There was a trick to chatting up girls without crossing the line to actually hitting on them. It had taken Sprue some time to learn it, mostly because in his younger days he’d rarely had any need of the skill. If he was interested in a girl, he was going to want to hit on her, not just chat her up.
But right now the last thing he wanted was to have anyone thinking he was trying to hit on Cindy Margrave. Technically she was Betty Margrave and Carl Dalton’s niece, not their daughter, and had inherited none of the Shepard geneset. But Betty had taken in Cindy and her sister Kitty after their parents died in a freak accident, rather like Alan and Louise Shepard had taken in a niece, Alice. Because the girls had come up here as a part of Carl Dalton’s household, everyone was treating Cindy and Kitty as if they were members of the Shepard lineage, just like their cousins.
The first thing he had to have solid was his pretext for being at the station offices so early. It would’ve been so much easier if he could’ve switched air shifts with Brenda Redmond or Lou Corlin. However, neither of them had pressing business any time in the near future that would necessitate such a trade, and neither did he.
So here he was, getting copies of some logs, supposedly for his statistics class. “I don’t know why they’ve got Dr. Doorne teaching it, especially considering that she’s a radio astronomer and electrical engineer. You’d think they’d have her teaching actual astronomy, or maybe signal processing.”
Cindy set her tablet back down. “A lot of astronomy these days involves statistical analysis. Especially radio astronomy, since it’s almost entirely sorting through massive amounts of data and picking out the significant signals from a metric butt-ton of random noise. Or at least that’s what I learned in the astronomy overview class I took a few training cycles back. And down in IT we do a lot of work with astronomical data.”
Sprue considered how to steer the conversation towards a broader discussion of data, and then medical data in particular. Or at least interesting bits of data coming in from Earth, stuff that didn’t seem to fit with the pattern.

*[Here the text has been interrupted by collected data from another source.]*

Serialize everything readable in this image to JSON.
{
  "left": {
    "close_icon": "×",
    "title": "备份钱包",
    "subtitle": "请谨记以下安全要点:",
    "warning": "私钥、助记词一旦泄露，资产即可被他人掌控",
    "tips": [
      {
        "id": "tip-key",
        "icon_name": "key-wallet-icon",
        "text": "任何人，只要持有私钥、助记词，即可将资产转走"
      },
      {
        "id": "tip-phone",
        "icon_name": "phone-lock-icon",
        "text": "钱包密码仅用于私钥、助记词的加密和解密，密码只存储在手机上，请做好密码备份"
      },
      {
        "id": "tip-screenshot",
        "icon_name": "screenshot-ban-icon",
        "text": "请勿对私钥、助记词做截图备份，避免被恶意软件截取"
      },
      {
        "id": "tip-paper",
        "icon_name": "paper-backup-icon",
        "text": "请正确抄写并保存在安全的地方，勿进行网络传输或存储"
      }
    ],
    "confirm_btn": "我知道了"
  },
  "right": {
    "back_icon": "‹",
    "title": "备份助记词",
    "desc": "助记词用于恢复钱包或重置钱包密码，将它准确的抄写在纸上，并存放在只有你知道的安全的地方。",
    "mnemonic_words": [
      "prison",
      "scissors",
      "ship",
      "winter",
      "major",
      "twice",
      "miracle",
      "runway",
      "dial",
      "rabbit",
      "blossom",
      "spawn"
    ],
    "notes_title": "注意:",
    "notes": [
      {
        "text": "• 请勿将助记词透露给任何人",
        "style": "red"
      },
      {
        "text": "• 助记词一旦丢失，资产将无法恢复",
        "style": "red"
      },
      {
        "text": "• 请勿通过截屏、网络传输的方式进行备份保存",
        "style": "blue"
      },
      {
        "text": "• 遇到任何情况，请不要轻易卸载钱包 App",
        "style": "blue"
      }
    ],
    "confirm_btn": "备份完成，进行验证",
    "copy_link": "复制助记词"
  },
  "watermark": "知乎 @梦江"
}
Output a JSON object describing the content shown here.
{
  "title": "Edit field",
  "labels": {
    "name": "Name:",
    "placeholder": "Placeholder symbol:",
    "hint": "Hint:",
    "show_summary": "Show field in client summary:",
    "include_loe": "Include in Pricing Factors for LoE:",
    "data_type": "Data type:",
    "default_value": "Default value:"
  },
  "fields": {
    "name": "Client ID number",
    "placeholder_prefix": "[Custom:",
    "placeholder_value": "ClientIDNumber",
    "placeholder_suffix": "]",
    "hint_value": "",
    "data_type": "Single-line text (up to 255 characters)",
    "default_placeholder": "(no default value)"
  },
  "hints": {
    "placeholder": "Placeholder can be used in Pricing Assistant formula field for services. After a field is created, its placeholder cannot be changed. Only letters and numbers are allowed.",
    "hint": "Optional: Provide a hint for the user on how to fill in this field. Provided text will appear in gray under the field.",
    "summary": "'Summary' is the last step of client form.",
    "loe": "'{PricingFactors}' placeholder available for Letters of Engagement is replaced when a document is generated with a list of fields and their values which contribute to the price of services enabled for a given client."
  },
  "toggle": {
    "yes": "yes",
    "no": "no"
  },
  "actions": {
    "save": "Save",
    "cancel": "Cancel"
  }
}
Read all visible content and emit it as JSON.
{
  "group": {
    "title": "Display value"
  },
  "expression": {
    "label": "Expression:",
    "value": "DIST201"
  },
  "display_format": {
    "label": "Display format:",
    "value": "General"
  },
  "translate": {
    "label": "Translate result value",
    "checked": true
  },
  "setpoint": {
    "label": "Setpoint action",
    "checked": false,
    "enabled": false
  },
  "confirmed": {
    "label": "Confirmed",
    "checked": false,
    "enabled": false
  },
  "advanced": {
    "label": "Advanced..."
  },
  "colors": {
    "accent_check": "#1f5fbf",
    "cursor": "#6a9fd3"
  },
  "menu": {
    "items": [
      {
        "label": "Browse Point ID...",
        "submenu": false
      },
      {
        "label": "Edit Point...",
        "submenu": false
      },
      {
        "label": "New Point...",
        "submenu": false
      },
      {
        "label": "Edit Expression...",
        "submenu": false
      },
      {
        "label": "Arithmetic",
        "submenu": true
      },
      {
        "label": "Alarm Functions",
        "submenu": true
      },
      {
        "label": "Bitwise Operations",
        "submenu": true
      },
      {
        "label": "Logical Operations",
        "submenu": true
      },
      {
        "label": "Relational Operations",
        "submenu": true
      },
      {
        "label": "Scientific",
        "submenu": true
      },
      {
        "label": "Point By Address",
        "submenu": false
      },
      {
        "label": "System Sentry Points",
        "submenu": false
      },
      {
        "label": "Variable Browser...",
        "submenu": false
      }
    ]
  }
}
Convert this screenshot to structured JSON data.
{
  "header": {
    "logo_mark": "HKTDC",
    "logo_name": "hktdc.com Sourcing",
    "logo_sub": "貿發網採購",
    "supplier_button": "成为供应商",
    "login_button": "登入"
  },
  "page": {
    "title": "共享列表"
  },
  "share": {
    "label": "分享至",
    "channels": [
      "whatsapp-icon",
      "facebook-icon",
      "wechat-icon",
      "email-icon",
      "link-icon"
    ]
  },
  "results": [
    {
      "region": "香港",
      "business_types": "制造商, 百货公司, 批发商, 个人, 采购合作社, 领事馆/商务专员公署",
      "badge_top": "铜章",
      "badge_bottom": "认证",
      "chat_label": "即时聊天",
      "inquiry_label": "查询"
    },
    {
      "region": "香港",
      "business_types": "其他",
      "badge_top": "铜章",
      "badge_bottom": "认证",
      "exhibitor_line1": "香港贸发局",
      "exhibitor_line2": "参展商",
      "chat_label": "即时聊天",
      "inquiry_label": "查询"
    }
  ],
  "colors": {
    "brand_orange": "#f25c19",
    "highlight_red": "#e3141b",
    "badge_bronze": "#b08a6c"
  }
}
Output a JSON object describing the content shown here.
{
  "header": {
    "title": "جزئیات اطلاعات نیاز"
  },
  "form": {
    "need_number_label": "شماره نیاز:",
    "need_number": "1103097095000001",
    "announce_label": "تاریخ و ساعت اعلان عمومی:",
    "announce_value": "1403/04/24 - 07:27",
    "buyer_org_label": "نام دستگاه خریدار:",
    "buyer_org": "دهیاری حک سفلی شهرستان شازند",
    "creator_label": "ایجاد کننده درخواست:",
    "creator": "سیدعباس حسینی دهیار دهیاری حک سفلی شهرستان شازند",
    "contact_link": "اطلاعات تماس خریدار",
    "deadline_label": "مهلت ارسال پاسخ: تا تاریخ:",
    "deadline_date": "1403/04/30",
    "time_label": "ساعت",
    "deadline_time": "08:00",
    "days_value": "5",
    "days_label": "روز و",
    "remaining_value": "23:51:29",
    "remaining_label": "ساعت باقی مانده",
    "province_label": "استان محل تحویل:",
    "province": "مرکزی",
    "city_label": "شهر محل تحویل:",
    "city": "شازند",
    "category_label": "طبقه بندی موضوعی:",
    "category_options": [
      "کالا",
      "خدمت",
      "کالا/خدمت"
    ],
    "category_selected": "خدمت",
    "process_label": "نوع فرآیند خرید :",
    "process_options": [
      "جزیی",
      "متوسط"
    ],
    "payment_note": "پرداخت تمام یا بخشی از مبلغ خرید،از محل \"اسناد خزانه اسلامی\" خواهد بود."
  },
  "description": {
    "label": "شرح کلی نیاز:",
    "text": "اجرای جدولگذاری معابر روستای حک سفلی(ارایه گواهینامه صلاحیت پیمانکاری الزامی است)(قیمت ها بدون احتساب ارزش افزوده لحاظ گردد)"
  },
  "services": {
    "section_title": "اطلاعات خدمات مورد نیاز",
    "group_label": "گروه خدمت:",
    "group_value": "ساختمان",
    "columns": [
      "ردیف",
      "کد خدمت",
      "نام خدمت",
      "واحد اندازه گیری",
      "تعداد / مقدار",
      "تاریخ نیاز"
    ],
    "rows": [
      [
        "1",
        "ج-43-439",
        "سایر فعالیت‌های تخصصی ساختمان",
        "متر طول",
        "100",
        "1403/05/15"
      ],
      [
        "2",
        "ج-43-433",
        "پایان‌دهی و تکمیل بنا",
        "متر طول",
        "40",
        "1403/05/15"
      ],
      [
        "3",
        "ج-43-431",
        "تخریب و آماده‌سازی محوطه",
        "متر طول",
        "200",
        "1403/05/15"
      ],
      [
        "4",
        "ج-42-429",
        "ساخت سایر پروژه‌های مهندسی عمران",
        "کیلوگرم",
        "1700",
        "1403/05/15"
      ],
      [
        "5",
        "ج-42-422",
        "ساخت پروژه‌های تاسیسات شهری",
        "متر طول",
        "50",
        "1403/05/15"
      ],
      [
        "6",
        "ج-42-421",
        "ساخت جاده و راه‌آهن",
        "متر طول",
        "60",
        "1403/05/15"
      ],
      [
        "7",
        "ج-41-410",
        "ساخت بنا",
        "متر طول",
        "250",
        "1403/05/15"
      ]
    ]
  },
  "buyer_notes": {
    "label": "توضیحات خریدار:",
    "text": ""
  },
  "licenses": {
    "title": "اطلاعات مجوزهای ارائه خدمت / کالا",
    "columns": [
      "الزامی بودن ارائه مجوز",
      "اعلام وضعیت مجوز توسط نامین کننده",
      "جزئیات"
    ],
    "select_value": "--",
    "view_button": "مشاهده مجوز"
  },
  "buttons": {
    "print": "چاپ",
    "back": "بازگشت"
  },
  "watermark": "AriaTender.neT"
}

“Good morning, Mr. Del Curtin.” The deep, gruff voice could only belong to Ken Redmond, Chief of Engineering.
Sprue turned to face the older man. “Um, good morning.”
Ken stayed just far enough back that he didn’t obviously have to look up at Sprue’s greater height. “I believe you have some other place to be this early in the morning.”
Sprue recognized the warning in those words. Although Ken Redmond was not their direct supervisor, the station was considered to be part of Engineering for administrative purposes, and thus he had disciplinary authority over all its personnel. And Sprue had not forgotten what had happened when he ran afoul of Redmond in the past.
“As it happens, I really need to get this data sorted through in time for class tomorrow.” He turned back to Cindy. “I guess I’ll have to talk to you later.”